Mongolian Delegation Makes Local Stop

A delegation of officials from Mongolia was in Hillsboro recently as part of the Asian Judicial Institute (AJI) at Texas Wesleyan University School of Law.
The country had a bloodless revolution in 1992 following the break up of the USSR and a democratic government replaced the communist regime.
It continues to work to set up an independent judiciary as part of its democracy, which was the focus of the latest trip.
Joe Spurlock II, who is a professor at the law school, hosted the group.
He serves as director of the AJI, which was created in 1996 to assist the Mongolians in their transition from communism to a democracy with Western-style economic principles.

A former state legislator and judge, Spurlock retired a number of years ago from the Second Court of Appeals in Fort Worth.
The delegation was led by Dr. Biraa Chimid, Gombosuren Ganzorig and Dashjamts Battulga.
Dr. Chimid is considered the father of the Mongolian constitution, and his daughter, Sanzaiya, served as interpreter for the group.
Ganzorig is legal advisor to the president of Mongolia and former member of the Mongolian Supreme Court, and Battulga is chief of staff for the president.
The delegation also met with Governor Rick Perry, members of the Texas Supreme Court and Texas Ethics Commission in Austin during its trip.

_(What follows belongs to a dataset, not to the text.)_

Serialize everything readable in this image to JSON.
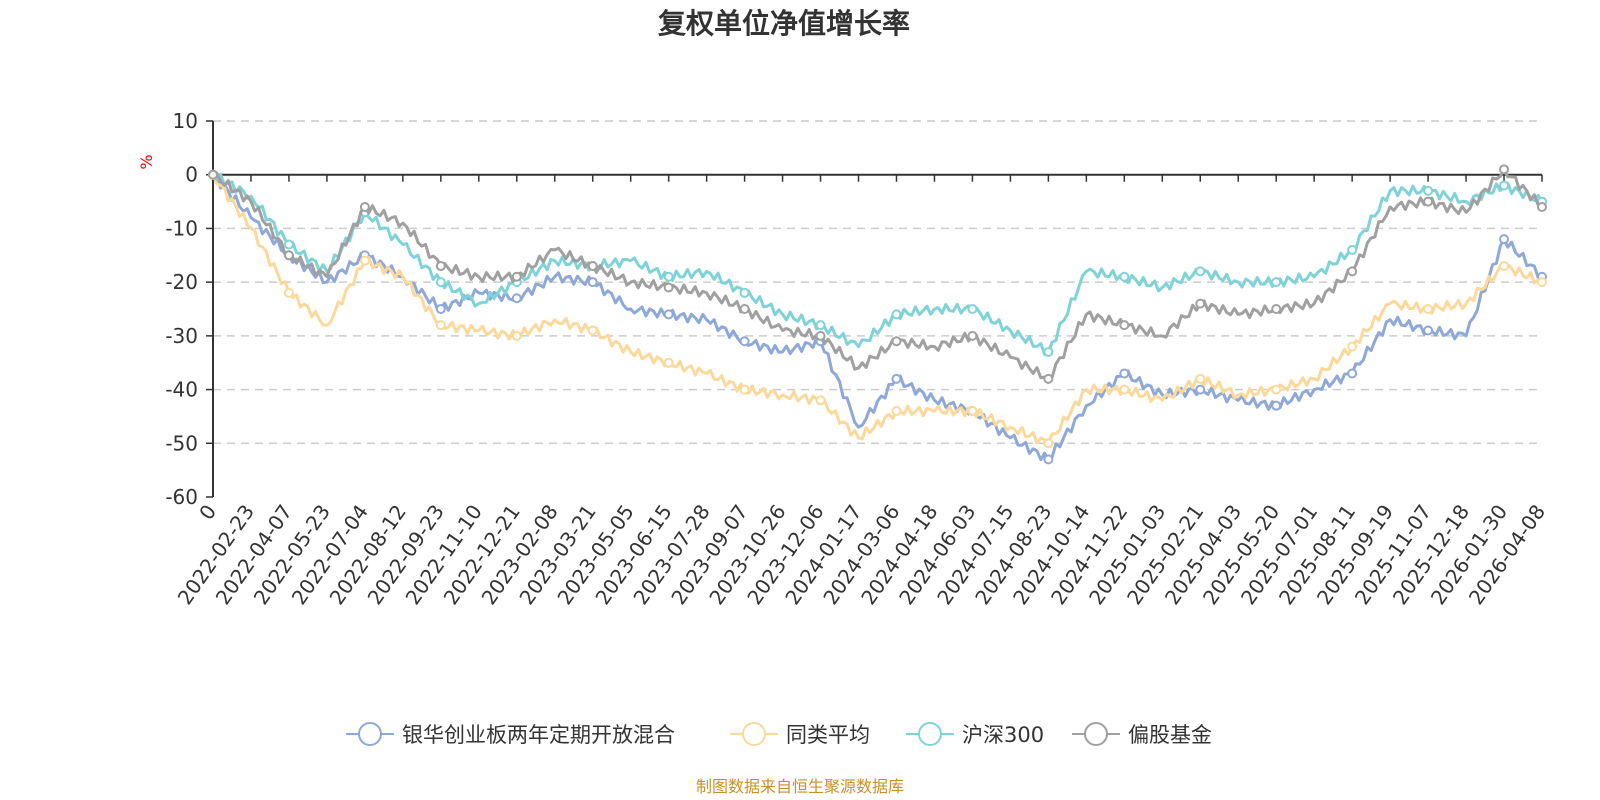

Hill County Judge Justin Lewis, who attends the Fort Worth law school, made a presentation on the role of the small-claims court in Texas when the group visited the Hill County Courthouse.
The judge explained that the small-claims court is the “lay-person’s” court in Texas.
Rules of evidence don’t apply in the court, which leads to a quicker resolution of disputes.
“The group is studying whether such a court would work better in the tribal regions of the country rather than courts with long civil processes.
“It would be similar to the traditional tribal elder making rulings,” Judge Lewis said recently.
The presentation was capped off by a tour of the courthouse.